Vladimir Ashkenazy and Hélène Grimaud
Vladimir Ashkenazy, conductor
NHK Orchestra of Tokyo
Hélène Grimaud, piano
Brahms Piano Concerto No. 1
Elgar Enigma Variations
Debussy La Mer
Vladimir Ashkenazy, conductor
Vladimir Ashkenazy studied at the Moscow Conservatory and gained widespread attention as a piano soloist after winning second prize in the 1955 Chopin Competition in Warsaw, and first prizes in the 1956 Queen Elisabeth Competition in Brussels and the 1962 Tchaikovsky Competition in Moscow. For the past twenty years, he has devoted the majority of his music career to conducting. Mr. Ashkenazy made his San Francisco Symphony debut in 1958 as soloist in Prokofiev’s Piano Concerto No. 2 and returned many times before making his conducting debut with the Orchestra in 1990. His most recent appearance with the SFS was in January 2004, when he conducted Franck’s Psyché and Honegger’s Symphony No. 2, and led the Orchestra, Chorus, and vocal soloists in the Fauré Requiem.

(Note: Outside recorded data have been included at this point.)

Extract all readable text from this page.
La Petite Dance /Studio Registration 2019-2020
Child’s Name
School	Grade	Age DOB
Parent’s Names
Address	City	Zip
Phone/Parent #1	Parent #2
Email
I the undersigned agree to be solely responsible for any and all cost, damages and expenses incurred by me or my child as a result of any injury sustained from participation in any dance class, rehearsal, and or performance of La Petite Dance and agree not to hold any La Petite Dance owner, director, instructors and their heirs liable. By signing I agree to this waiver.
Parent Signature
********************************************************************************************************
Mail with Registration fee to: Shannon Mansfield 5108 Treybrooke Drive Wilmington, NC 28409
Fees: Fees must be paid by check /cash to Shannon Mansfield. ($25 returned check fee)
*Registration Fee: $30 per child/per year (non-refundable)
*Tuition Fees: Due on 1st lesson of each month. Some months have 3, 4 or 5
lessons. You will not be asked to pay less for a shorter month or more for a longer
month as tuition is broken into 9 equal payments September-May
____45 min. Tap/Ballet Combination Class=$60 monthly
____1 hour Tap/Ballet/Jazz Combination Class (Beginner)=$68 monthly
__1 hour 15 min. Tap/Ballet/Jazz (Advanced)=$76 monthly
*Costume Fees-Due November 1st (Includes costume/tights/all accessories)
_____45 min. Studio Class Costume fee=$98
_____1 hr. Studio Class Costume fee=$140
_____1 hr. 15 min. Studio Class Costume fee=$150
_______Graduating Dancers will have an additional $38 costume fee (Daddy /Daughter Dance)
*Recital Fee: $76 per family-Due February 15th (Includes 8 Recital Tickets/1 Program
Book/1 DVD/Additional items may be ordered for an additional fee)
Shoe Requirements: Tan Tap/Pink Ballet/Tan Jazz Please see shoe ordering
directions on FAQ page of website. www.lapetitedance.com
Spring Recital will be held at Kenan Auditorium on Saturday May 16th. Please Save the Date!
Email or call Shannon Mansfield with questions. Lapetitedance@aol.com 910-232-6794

Mr. Ashkenazy currently serves as Music Director of the NHK Symphony Orchestra in Tokyo, a post he assumed in September 2004 after serving as chief conductor of the Czech Philharmonic from 1998 to 2003. He led the NHK Symphony on tour in summer 2004, including performances at the Schleswig-Holstein Music Festival and the Concertgebouw in Amsterdam, and plans for coming seasons include major tours of Europe and the US and recordings of Beethoven and Tchaikovsky symphonies. As Conductor Laureate of the Philharmonia Orchestra, Mr. Ashkenazy leads that orchestra in London and around the UK, tours with the ensemble throughout the world, and has developed projects including Prokofiev and Shostakovich under Stalin in 2003 (a project he also took to Cologne, New York, Vienna, and Moscow) and Rachmaninoff Revisited in 2002 at Lincoln Center. Mr. Ashkenazy is also Director of the European Union Youth Orchestra, with which he tours each season, and Conductor Laureate of the Iceland Symphony Orchestra. He maintains strong links with a number of other major orchestras, including the Cleveland Orchestra (of which he is a former principal guest conductor) and the Deutsches Symphonie Orchester Berlin (where he was chief conductor and music director from 1988 through 1996). He makes guest appearances with major orchestras around the world.
Vladmir Ashkenazy continues to devote himself to piano, directing Mozart and Beethoven concertos from the keyboard in performances in Europe and Asia, and he continues to build his recording catalogue with releases including the 1999 Grammy-winning Shostakovich Preludes and Fugues, Rautavaara’s Piano Concerto No. 3 (a work he commissioned), and Rachmaninoff transcriptions. His most recent release is a recording of Bach’s Well-Tempered Clavier. Throughout his career, Mr. Ashkenazy has created programs to ensure that concert music continues to have a platform in the mainstream media and is available to as broad an audience as possible. His Ashkenazy in Moscow programs marked his first visit, in 1989, to the country of his birth since leaving the USSR in the 1960s; more recently, he has developed educational programs with NHK-TV, including Superteachers, which spotlights Mr. Ashkenazy working with inner-city London schoolchildren, and a documentary based on his Prokofiev and Shostakovich under Stalin project.